In general, the prototype worked pretty well in an indoor environment with light levels typically in the range of 500-1000 lux (artificial lighting supplemented by some natural light through windows). For a duty cycle of one transmission every 10 minutes, an average current draw of 115 µA was estimated – assuming a leakage current of 10 µA for the supercapacitor, which is probably a realistic figure. This current draw should be just about sustainable given the prevailing light levels and chosen solar panel. In practice some outages were observed particularly in winter when there was little daylight to supplement the artificial lighting, but the system would restart smoothly once ambient light levels recovered. With a lower duty cycle it is possible the system down time could be avoided altogether.
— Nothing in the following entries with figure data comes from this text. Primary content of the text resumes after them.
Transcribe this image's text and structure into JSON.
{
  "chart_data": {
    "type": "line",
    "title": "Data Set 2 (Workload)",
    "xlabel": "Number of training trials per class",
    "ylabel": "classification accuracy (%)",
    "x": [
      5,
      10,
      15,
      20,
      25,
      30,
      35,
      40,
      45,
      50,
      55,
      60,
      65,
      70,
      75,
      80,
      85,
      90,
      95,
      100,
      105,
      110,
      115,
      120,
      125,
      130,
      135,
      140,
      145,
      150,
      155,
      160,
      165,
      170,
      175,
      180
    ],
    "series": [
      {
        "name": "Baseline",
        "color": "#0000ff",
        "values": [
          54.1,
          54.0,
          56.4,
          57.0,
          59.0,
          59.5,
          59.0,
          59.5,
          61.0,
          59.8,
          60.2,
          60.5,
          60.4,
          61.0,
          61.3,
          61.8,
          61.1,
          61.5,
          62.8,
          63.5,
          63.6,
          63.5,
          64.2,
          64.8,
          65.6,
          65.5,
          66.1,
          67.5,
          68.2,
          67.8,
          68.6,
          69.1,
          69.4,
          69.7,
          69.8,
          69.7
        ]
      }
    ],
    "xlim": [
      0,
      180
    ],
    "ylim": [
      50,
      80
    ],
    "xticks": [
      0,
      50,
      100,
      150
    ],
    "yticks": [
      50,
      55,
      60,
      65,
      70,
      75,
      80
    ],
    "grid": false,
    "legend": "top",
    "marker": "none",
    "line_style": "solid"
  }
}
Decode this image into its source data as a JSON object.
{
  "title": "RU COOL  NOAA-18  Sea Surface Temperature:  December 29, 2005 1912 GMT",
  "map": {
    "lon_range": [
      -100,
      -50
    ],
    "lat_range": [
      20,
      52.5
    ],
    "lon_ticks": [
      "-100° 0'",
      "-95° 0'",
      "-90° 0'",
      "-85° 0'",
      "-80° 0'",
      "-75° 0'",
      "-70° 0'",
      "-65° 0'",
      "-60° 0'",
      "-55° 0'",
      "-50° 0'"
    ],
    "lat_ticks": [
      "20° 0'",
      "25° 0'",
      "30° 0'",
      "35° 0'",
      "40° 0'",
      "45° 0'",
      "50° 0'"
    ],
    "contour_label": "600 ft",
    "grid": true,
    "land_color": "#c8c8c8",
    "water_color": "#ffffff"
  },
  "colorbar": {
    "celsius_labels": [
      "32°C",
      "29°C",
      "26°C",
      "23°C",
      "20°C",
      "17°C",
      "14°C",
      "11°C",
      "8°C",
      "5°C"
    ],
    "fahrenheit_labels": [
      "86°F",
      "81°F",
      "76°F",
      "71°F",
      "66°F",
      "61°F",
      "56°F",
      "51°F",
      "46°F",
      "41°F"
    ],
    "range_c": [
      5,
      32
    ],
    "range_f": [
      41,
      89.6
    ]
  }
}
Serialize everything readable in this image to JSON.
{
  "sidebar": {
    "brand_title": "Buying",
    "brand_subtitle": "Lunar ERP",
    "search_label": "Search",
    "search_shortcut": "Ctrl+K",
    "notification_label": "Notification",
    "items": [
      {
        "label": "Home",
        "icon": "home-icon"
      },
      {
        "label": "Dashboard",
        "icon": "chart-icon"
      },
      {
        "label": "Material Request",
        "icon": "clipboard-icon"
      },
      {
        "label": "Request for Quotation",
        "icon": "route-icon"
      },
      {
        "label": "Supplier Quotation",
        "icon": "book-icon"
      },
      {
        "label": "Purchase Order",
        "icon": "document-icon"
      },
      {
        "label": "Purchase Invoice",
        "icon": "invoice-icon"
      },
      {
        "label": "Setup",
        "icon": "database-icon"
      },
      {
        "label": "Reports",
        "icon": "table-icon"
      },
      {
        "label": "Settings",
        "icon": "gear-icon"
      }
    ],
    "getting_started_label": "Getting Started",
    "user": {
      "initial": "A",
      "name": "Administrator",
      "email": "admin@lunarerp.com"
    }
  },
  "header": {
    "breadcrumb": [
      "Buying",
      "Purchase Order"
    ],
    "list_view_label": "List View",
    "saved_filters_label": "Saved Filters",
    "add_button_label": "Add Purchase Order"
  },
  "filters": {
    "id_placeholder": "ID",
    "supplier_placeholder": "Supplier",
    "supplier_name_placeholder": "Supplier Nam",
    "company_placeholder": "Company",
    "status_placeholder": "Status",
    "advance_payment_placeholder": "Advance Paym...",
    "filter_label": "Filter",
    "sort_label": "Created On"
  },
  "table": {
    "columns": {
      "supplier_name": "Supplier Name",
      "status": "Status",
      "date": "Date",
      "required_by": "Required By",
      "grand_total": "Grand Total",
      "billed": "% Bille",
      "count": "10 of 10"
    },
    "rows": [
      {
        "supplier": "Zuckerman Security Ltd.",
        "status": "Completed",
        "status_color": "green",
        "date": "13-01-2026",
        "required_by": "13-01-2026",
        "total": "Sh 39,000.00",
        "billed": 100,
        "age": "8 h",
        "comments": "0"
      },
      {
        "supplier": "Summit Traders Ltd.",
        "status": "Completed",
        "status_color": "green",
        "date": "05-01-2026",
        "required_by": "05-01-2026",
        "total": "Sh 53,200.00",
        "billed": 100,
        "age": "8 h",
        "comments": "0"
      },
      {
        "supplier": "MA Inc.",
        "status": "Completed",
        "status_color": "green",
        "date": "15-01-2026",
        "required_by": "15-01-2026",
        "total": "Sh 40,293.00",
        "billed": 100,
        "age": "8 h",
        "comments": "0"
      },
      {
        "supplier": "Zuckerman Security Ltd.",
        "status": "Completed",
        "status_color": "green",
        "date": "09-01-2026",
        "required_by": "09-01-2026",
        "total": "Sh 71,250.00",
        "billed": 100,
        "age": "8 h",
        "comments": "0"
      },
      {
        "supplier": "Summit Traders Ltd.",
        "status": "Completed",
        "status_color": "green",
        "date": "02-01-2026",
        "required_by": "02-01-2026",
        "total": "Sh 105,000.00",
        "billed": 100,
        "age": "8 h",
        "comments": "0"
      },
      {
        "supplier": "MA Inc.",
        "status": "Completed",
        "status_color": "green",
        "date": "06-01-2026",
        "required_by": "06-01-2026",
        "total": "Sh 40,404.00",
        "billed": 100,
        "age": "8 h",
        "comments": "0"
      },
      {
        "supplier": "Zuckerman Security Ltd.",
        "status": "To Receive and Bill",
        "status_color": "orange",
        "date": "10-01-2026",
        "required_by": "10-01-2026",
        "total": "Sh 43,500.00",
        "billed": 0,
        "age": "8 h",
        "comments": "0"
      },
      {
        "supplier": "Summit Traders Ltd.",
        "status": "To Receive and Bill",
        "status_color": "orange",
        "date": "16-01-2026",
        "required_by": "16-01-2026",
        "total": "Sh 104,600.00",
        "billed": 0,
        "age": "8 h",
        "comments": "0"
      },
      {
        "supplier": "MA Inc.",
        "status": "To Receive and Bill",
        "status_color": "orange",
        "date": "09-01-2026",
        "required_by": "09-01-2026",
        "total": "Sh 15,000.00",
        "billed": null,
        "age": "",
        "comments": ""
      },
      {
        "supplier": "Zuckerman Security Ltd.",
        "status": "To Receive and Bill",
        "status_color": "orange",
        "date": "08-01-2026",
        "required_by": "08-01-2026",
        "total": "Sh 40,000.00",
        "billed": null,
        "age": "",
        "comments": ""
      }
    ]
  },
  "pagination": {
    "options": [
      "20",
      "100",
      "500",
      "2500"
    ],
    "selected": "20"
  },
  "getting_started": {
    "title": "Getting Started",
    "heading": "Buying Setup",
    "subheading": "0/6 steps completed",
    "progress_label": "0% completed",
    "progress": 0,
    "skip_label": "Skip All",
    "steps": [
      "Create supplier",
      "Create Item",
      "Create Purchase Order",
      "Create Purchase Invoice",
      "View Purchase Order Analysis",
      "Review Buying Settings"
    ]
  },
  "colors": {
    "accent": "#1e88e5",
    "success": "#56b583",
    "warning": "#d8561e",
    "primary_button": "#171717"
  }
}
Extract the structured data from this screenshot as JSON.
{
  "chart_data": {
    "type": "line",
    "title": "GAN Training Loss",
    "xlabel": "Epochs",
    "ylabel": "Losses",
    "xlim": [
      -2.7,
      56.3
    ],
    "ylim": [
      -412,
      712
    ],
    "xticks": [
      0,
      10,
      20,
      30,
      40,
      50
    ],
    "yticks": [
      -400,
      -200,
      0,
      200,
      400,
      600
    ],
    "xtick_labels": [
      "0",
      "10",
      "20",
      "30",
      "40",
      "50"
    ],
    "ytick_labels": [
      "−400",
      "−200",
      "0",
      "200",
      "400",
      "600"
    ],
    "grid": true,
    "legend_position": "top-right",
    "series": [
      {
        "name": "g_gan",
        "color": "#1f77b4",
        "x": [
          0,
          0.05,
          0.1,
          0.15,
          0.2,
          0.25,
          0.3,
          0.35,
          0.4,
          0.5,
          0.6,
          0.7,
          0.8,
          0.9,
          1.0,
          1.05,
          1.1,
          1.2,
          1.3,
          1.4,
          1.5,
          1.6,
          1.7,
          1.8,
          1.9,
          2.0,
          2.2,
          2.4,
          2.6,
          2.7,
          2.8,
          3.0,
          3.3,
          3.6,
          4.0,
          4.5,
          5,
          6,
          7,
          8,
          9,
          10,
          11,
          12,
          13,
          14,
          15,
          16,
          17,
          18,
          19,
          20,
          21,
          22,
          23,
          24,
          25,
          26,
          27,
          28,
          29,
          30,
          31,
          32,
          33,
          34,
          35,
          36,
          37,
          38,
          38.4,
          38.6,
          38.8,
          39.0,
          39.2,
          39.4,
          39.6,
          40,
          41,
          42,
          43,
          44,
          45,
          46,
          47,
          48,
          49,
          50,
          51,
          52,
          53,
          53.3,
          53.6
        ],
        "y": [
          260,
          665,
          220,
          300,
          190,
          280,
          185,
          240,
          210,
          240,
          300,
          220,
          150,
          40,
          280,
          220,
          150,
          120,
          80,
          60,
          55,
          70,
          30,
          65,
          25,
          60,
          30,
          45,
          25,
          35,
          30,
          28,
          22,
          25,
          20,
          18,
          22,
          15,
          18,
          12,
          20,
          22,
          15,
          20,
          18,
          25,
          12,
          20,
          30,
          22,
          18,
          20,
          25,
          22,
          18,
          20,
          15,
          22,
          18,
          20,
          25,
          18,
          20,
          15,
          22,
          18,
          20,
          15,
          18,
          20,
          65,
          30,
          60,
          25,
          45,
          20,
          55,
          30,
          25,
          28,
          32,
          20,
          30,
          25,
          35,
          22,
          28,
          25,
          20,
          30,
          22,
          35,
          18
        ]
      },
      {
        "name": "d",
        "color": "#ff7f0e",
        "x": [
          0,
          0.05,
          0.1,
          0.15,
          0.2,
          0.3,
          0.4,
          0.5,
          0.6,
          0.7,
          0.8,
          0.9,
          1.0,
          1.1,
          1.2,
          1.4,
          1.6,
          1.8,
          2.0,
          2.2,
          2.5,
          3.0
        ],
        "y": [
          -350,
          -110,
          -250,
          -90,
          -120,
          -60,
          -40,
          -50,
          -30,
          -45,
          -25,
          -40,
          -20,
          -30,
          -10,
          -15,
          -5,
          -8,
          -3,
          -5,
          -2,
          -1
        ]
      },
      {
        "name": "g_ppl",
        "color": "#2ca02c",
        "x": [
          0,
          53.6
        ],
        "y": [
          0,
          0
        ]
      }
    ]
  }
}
However, it is clear the performance of this simple prototype was not as good as the more sophisticated Elsys system in very low light levels. It is worth noting that swapping out the organic light harvesting solar panel with a much cheaper conventional 0.5 W silicon panel of a similar size made little difference to the performance in a well lit indoor environment, at a considerable cost saving (~ £30 v £3), but would likely not perform as well in dimly lit conditions.

The device

Possible Refinements

There are a number of refinements possible that could improve the performance further. The microcontroller and LoRa radio combined consume about 7 µA when sleeping, which is a satisfactory figure. However, in addition to this, the R1,R2 voltage divider continuously sinks more than 1 µA. And the pullup resistor (R7) will sink perhaps 3.5 µA when the regulator is disabled by the voltage supervisor. Whereas there maybe optimisations possible to the above, it is likely that the largest current drain is the supercapacitor leakage (estimated at 10 µA). One interesting optimisation that the Elsys system employs is a variable duty cycle depending on the supercapacitor state of charge (voltage). This could be implemented, but would require additional components. Another optimisation that would be interesting to explore is using a boost converter to harvest more energy from the solar panel - currently if the voltage across the supercapacitor exceeds that available from the solar panel, then no energy is harvested. However, such optimisations would add additional complexity and cost to the design.